The most exciting filmmaker I’ve come across during my wanderings through the cinematic wilderness is Cuban agitprop documentarian Santiago Alvarez. A member of the Cuban Communist Party and working for the Cuban Film Institute, where he cranked out weekly installments of Latin American Newsreel, he was the model of energetic resourcefulness.
Alvarez declared, “Give me two photos, music, and a moviola and I’ll give you a movie.” And that’s a fitting self-description of his work. Three out of four films described below are constructed largely of images re-photographed from newspapers and tattered copies of Life magazine, creatively edited and set to bouncy pop music.

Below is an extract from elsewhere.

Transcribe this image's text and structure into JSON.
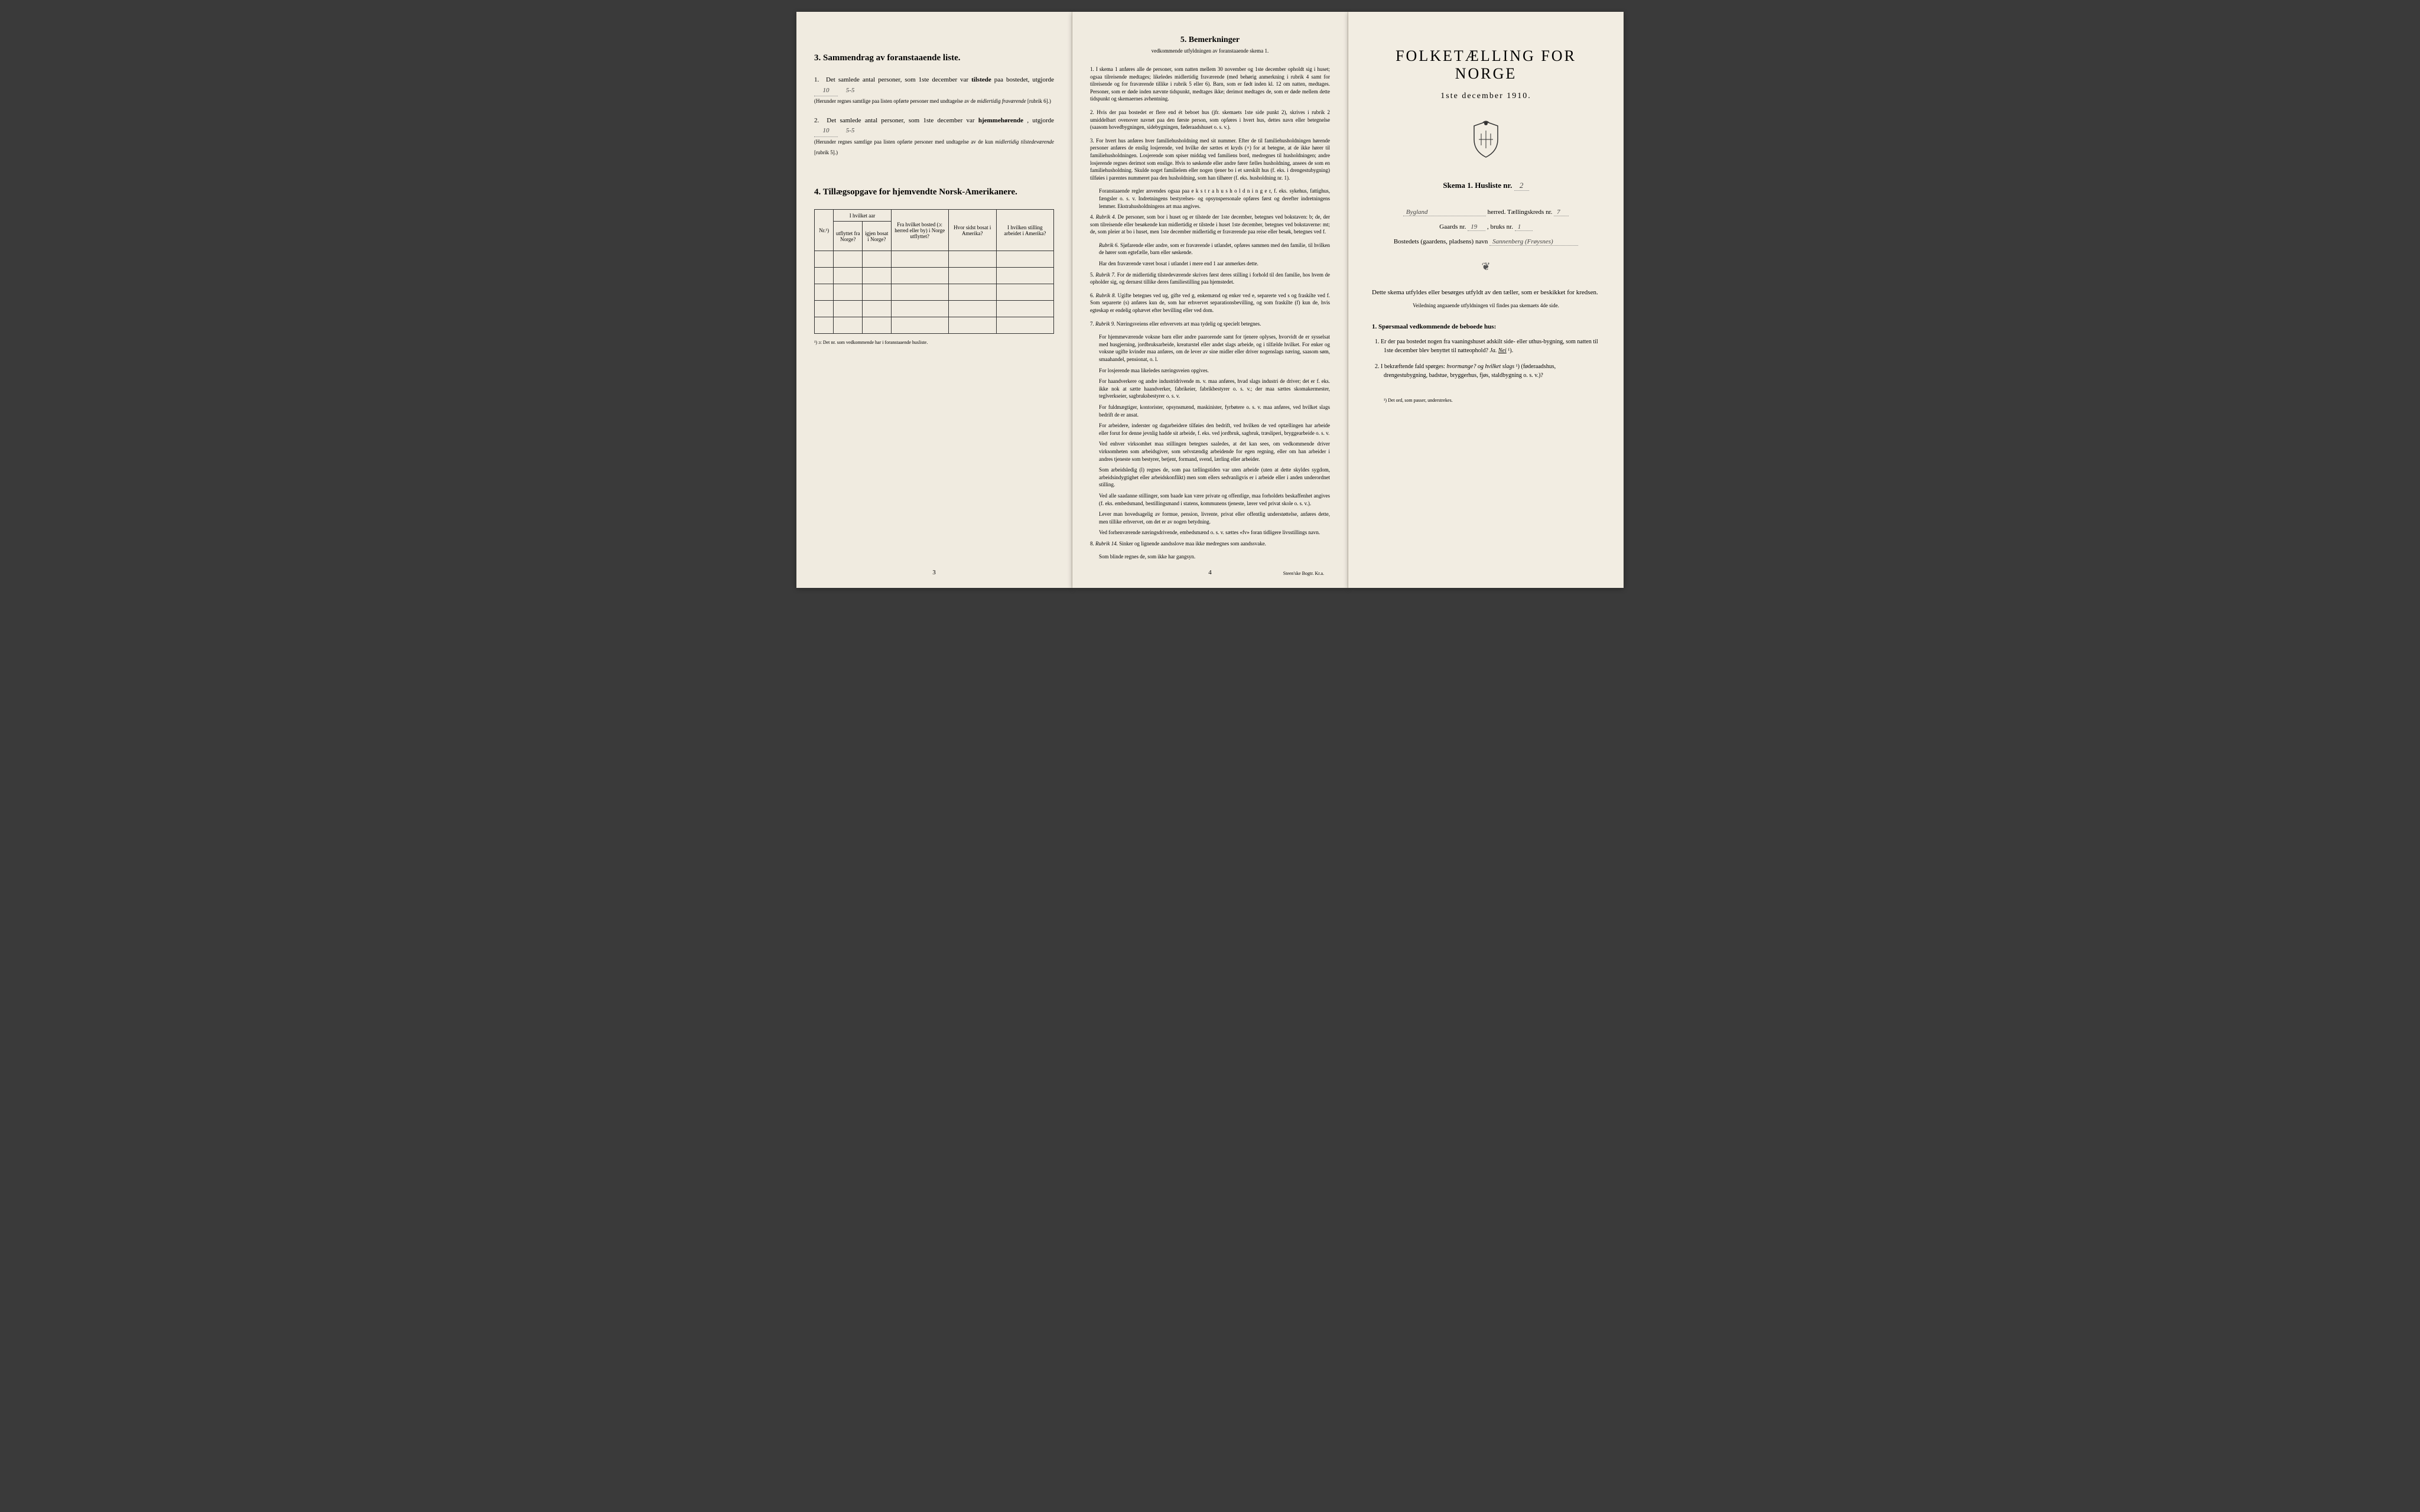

His most famous film is Now (1965). It is a desperate call to arms; a riotous film seemingly intended to incite riots everywhere. And boy does it work. I’m a mellow guy and it makes me want to go out and march arm-in-arm right up into the face of “The Man.” Alvarez’s camera cuts and bounces and pans across one still photograph after another and seldom smoothly. This isn’t Ken Burns stuff here. This is crude, sometimes handheld. The film lasts as long as it takes Lena Horne to sing the title song and concludes with “NOW!” bullet-riddled into the screen.

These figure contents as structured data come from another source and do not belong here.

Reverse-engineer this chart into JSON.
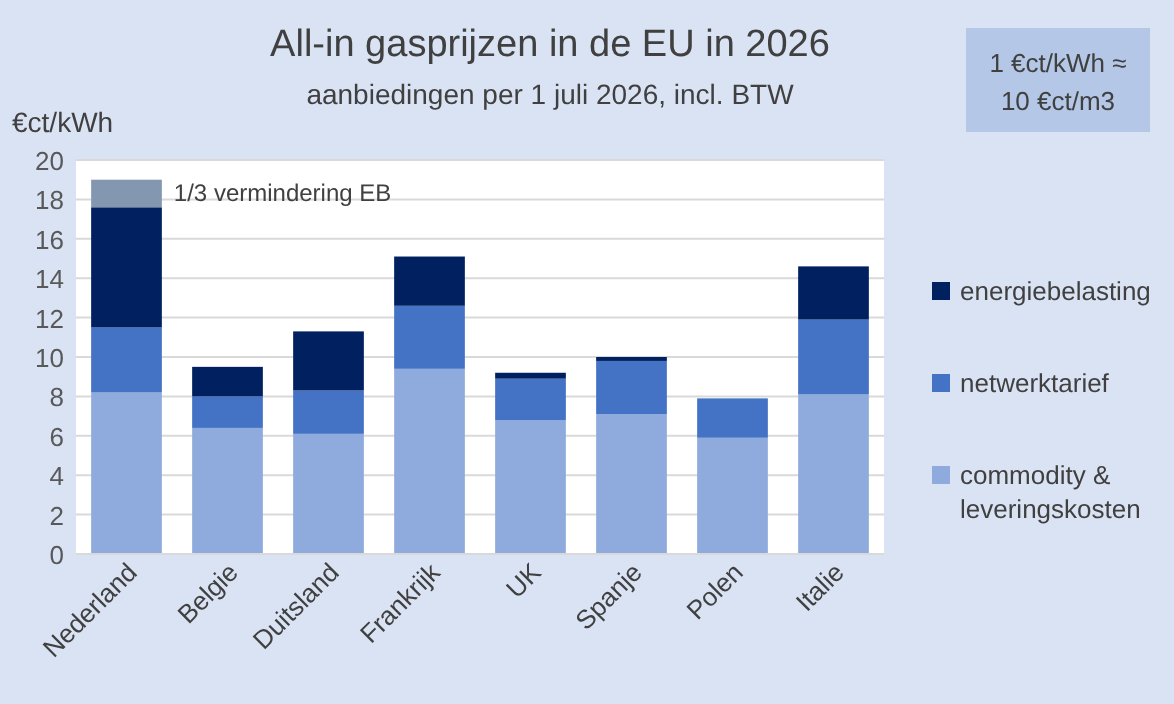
{
  "chart_data": {
    "type": "bar",
    "title": "All-in gasprijzen in de EU in 2026",
    "subtitle": "aanbiedingen per 1 juli 2026, incl. BTW",
    "ylabel": "€ct/kWh",
    "annotations": [
      "1 €ct/kWh ≈ 10 €ct/m3"
    ],
    "categories": [
      "Nederland",
      "Belgie",
      "Duitsland",
      "Frankrijk",
      "UK",
      "Spanje",
      "Polen",
      "Italie"
    ],
    "stacked": true,
    "ylim": [
      0,
      20
    ],
    "yticks": [
      0,
      2,
      4,
      6,
      8,
      10,
      12,
      14,
      16,
      18,
      20
    ],
    "grid": "y",
    "legend": "right",
    "series": [
      {
        "name": "commodity & leveringskosten",
        "color": "#8faadc",
        "values": [
          8.2,
          6.4,
          6.1,
          9.4,
          6.8,
          7.1,
          5.9,
          8.1
        ]
      },
      {
        "name": "netwerktarief",
        "color": "#4472c4",
        "values": [
          3.3,
          1.6,
          2.2,
          3.2,
          2.1,
          2.7,
          2.0,
          3.8
        ]
      },
      {
        "name": "energiebelasting",
        "color": "#002060",
        "values": [
          6.1,
          1.5,
          3.0,
          2.5,
          0.3,
          0.2,
          0,
          2.7
        ]
      },
      {
        "name": "1/3 vermindering EB",
        "color": "#8497b0",
        "values": [
          1.4,
          null,
          null,
          null,
          null,
          null,
          null,
          null
        ]
      }
    ]
  }
}
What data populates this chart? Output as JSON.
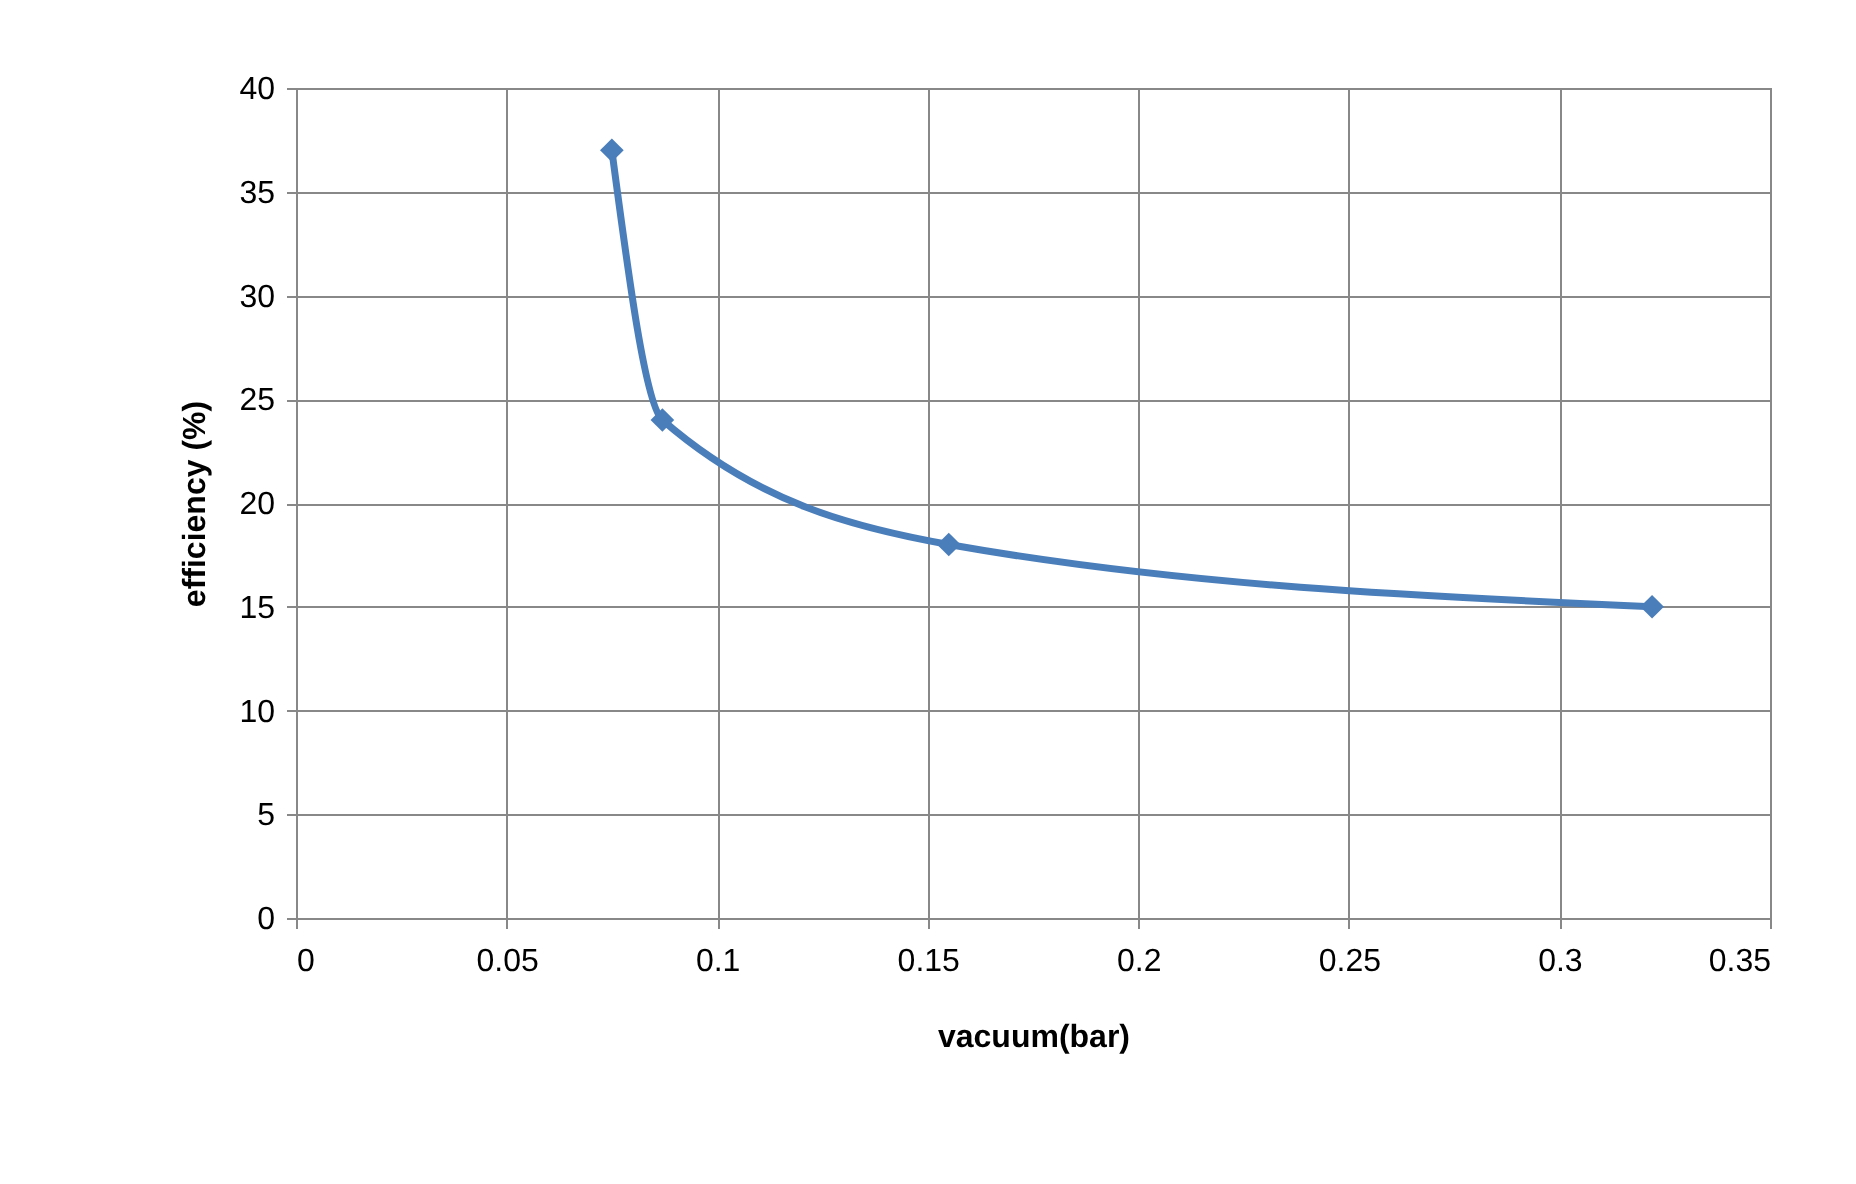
{
  "chart_data": {
    "type": "line",
    "xlabel": "vacuum(bar)",
    "ylabel": "efficiency (%)",
    "x": [
      0.075,
      0.087,
      0.155,
      0.322
    ],
    "series": [
      {
        "color": "#4a7ebb",
        "values": [
          37,
          24,
          18,
          15
        ]
      }
    ],
    "xlim": [
      0,
      0.35
    ],
    "xticks": [
      0,
      0.05,
      0.1,
      0.15,
      0.2,
      0.25,
      0.3,
      0.35
    ],
    "ylim": [
      0,
      40
    ],
    "yticks": [
      0,
      5,
      10,
      15,
      20,
      25,
      30,
      35,
      40
    ],
    "grid": true,
    "marker": "diamond",
    "line_style": "solid"
  }
}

Another justly famous film is LBJ (1968). Structured into three sections, it focuses on the assassinations of Martin Luther King, Jr. (“L”), Bobby Kennedy (“B”), and John Kennedy (“J”), and implicates Lyndon Johnson in all three. The movie expands upon the materials of Now to include images from Playboy and found footage ranging from television commercials to old B-westerns. Its conspiracy theory conceits may seem factually suspicious today, but the film’s spirits are still intoxicating.
My favorite films are Hanoi, Tuesday 13th (1967) and 79 Springtimes (1969), both focusing on the Vietnam War in ways that Hollywood wouldn’t dare.